The Fear of Getting It Wrong

Some children stop asking for the ball. They take it and get rid of it fast, avoid the shot, won't go in goal, and fall to pieces after one mistake. From the sideline it looks like confidence drained out of them somewhere along the way.

It's rarely that. More often it's fear — and fear is far easier to work with than we think.

The Essentials

  • "No confidence" is usually fear of mistakes. The hiding, the safe pass, the refusal to shoot — those are a child protecting themselves from getting it wrong.

  • Confidence can't be lectured in. Telling a child to believe in themselves changes very little. What they're watching is what happens when they fail.

  • Mistakes need to feel survivable. A child gets braver when getting it wrong costs them nothing with the people who matter.

  • Watch your own face after errors. Children scan the sideline the instant they make a mistake. Your reaction teaches them how big it was.

  • Brave is built, not born. It grows one survived mistake at a time, not in a single pep talk.

The Deep Dive

Fear and low confidence look identical from the outside, but they're not the same thing. Fear is the cause; the flat, hiding, careful child is the effect. Treat the fear and the confidence tends to follow on its own.

A frightened footballer plays to avoid mistakes rather than to make things happen. They choose the safe pass not because they can't do more, but because more might go wrong — and going wrong, in their experience, hurts. The job is to make it stop hurting.

That mostly comes down to what a mistake costs them. If an error earns a sigh, a head in hands, or the silent drive home, the child learns that mistakes are dangerous — and a child who fears mistakes won't take the risks football is made of.

It isn't all on you, either. Some children are harder on themselves than any adult would ever be — but even then, a calm response from you is what takes the sting out.

So the work is quieter than a pep talk. Make getting it wrong boring — a shrug, a "good try, go again," genuine interest in the brave attempt rather than the outcome. Bravery grows in the gap where the punishment used to be.

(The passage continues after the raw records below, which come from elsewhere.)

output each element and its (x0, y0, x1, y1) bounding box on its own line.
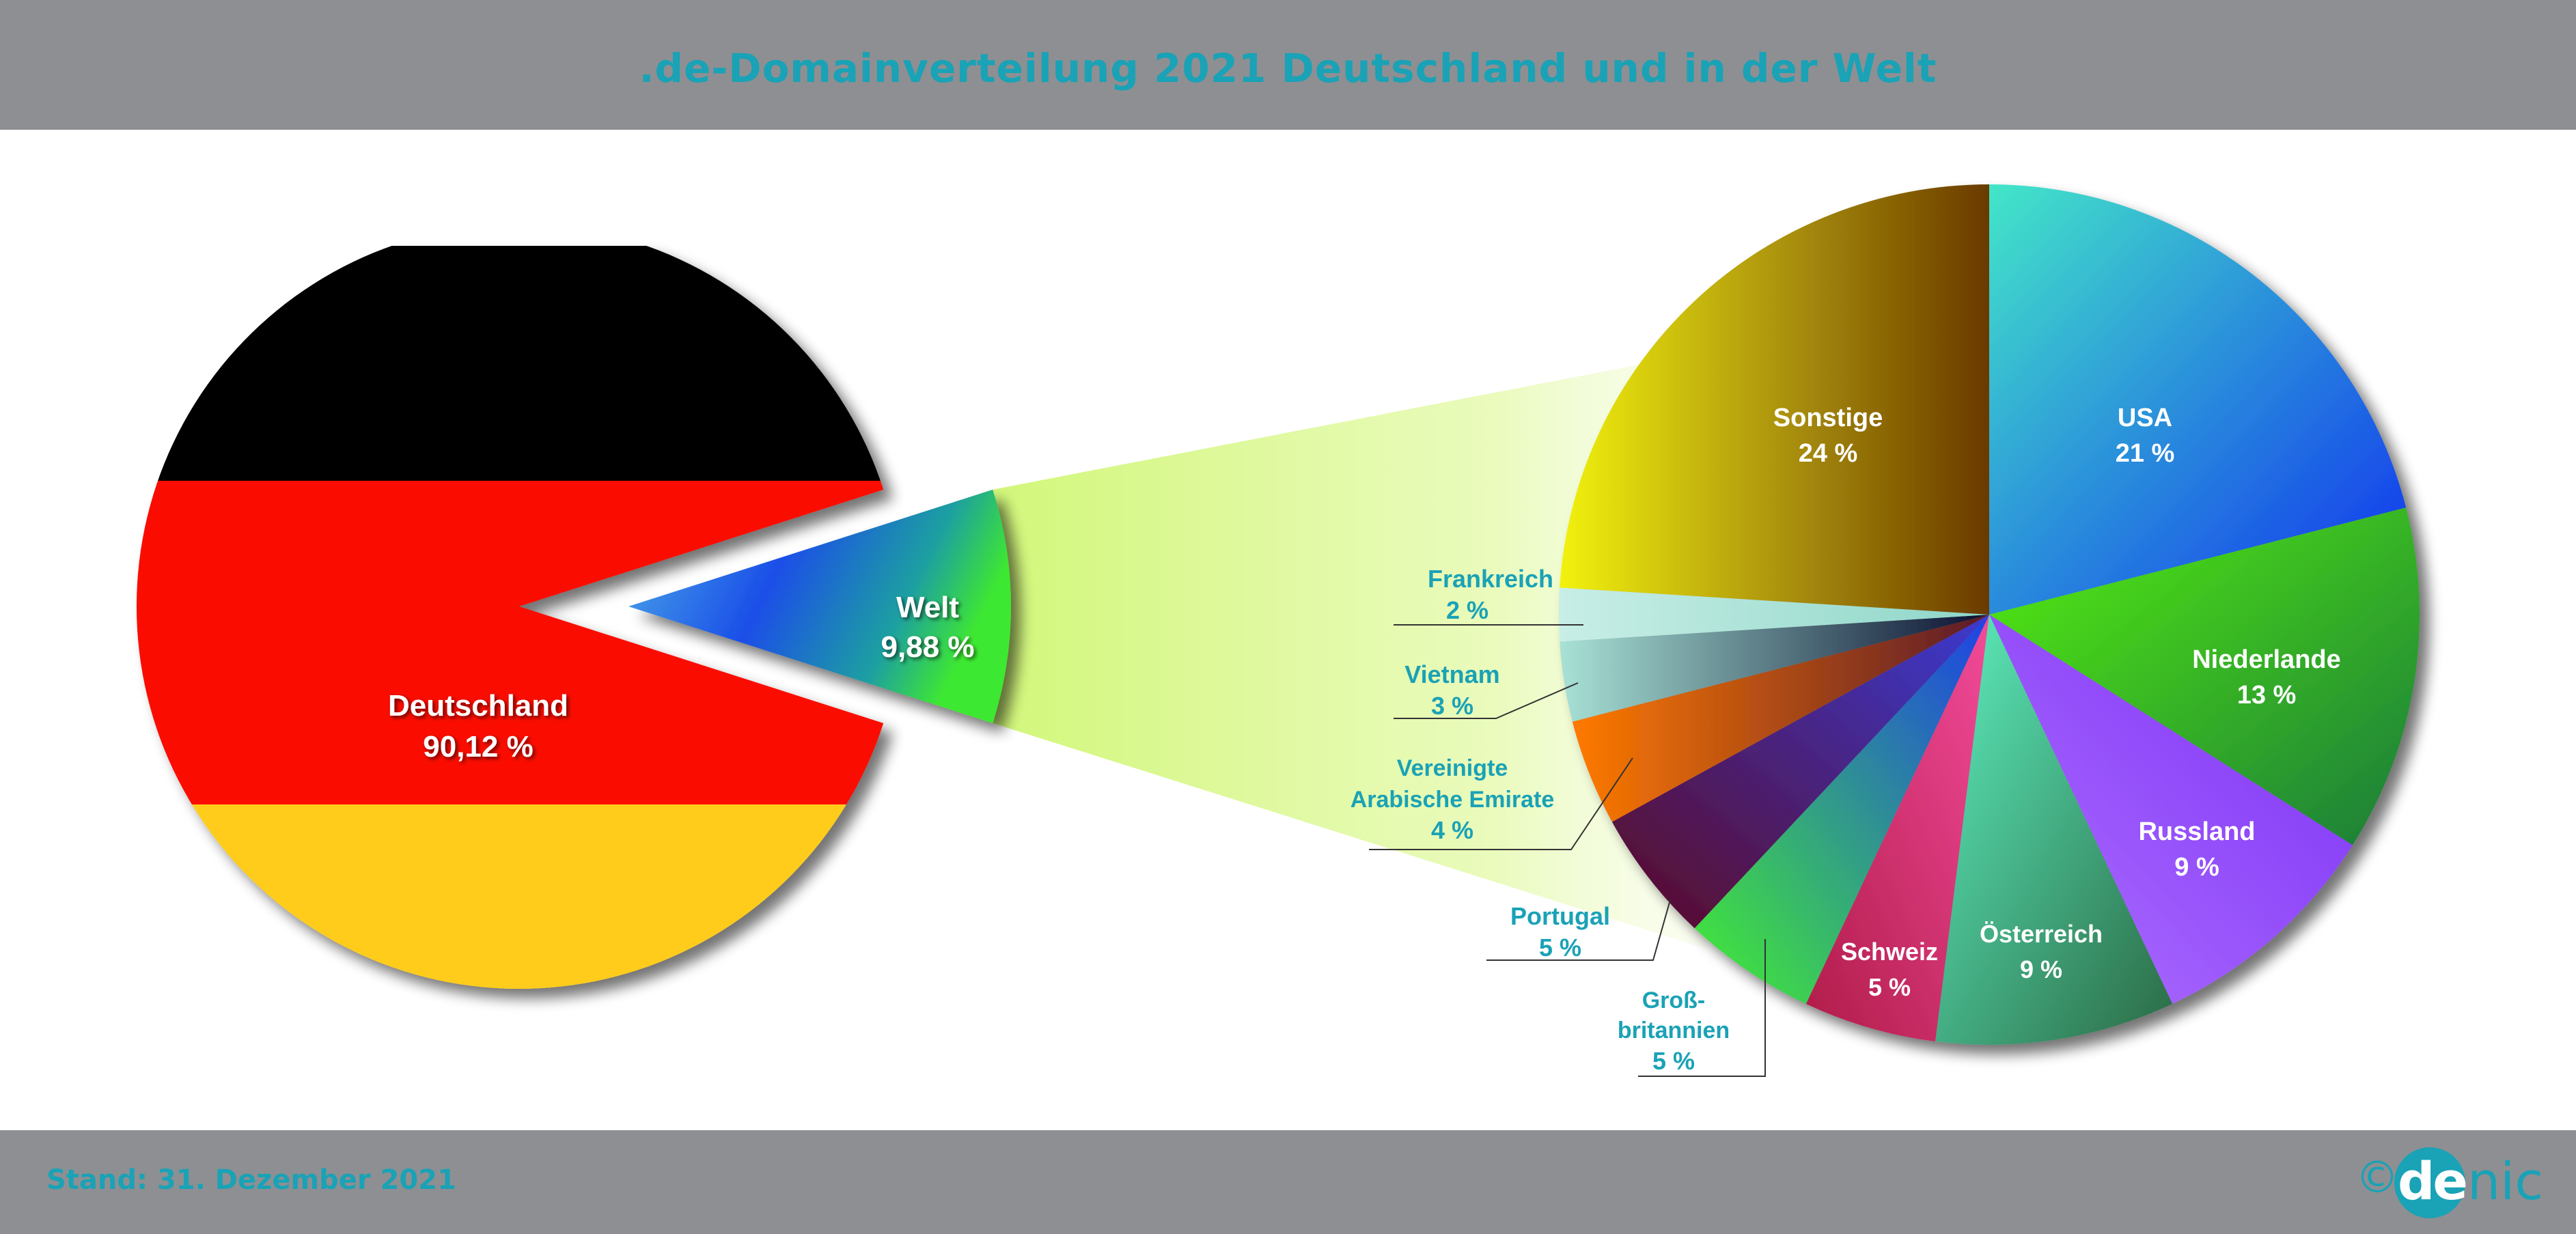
leader-line-grossbritannien (1638, 939, 1766, 1077)
leader-line-vae (1369, 757, 1633, 850)
label-vietnam: Vietnam (1404, 660, 1499, 688)
welt-slice (628, 490, 1011, 723)
label-oesterreich: Österreich (1980, 920, 2103, 948)
denic-logo-nic: nic (2467, 1151, 2544, 1211)
slice-oesterreich (1935, 615, 2173, 1045)
slice-sonstige (1560, 184, 1989, 615)
label-niederlande: Niederlande (2192, 645, 2341, 674)
flag-stripe-black (136, 246, 884, 481)
value-oesterreich: 9 % (2020, 955, 2062, 983)
header-bar (0, 0, 2576, 130)
label-russland: Russland (2138, 817, 2255, 846)
value-vietnam: 3 % (1431, 692, 1473, 720)
leader-line-portugal (1486, 899, 1671, 961)
slice-usa (1989, 184, 2407, 615)
stand-date: Stand: 31. Dezember 2021 (46, 1164, 456, 1196)
slice-vae (1572, 615, 1989, 822)
copyright-symbol: © (2355, 1153, 2399, 1203)
label-welt: Welt (896, 591, 959, 624)
label-deutschland: Deutschland (388, 689, 568, 723)
label-gb-line2: britannien (1618, 1018, 1730, 1043)
value-welt: 9,88 % (881, 630, 975, 664)
connector-beam (993, 362, 1708, 949)
slice-frankreich (1558, 587, 1989, 642)
flag-stripe-gold (136, 804, 884, 989)
label-vae-line1: Vereinigte (1397, 755, 1508, 781)
slice-grossbritannien (1694, 615, 1989, 1004)
denic-logo-circle (2394, 1147, 2465, 1218)
chart-labels: Deutschland 90,12 % Welt 9,88 % USA 21 %… (388, 404, 2341, 1075)
value-gb: 5 % (1652, 1047, 1695, 1075)
world-pie (1558, 184, 2420, 1045)
label-portugal: Portugal (1510, 902, 1610, 930)
label-schweiz: Schweiz (1841, 938, 1938, 966)
value-schweiz: 5 % (1868, 973, 1911, 1001)
slice-russland (1989, 615, 2353, 1004)
value-russland: 9 % (2174, 853, 2219, 882)
label-frankreich: Frankreich (1428, 565, 1553, 593)
value-frankreich: 2 % (1446, 596, 1488, 624)
value-portugal: 5 % (1539, 934, 1581, 962)
slice-niederlande (1989, 507, 2420, 845)
footer-bar (0, 1130, 2576, 1234)
value-deutschland: 90,12 % (423, 730, 533, 763)
label-gb-line1: Groß- (1642, 987, 1706, 1013)
chart-title: .de-Domainverteilung 2021 Deutschland un… (639, 45, 1937, 92)
value-vae: 4 % (1431, 816, 1473, 844)
value-usa: 21 % (2116, 439, 2175, 468)
slice-schweiz (1805, 615, 1989, 1041)
leader-lines (1369, 624, 1766, 1077)
label-sonstige: Sonstige (1773, 404, 1883, 432)
leader-line-vietnam (1394, 682, 1579, 719)
value-sonstige: 24 % (1799, 439, 1858, 468)
label-usa: USA (2118, 404, 2172, 432)
slice-portugal (1611, 615, 1989, 929)
label-vae-line2: Arabische Emirate (1351, 787, 1555, 813)
value-niederlande: 13 % (2237, 681, 2297, 710)
slice-vietnam (1560, 615, 1989, 722)
denic-logo-de: de (2398, 1151, 2468, 1211)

A child gets braver when getting it wrong stops feeling like the end of the world — and you decide how big a mistake is allowed to feel
— Coach Rob

Confidence, then, isn't something you install. It's what's left over once a child stops being afraid to fail in front of you. Lower the cost of mistakes and the bravery you've been waiting for tends to show up by itself.

The Takeaway

Mindset Shift: You can't talk confidence into a child. You can make their mistakes feel survivable — and then watch the bravery return on its own.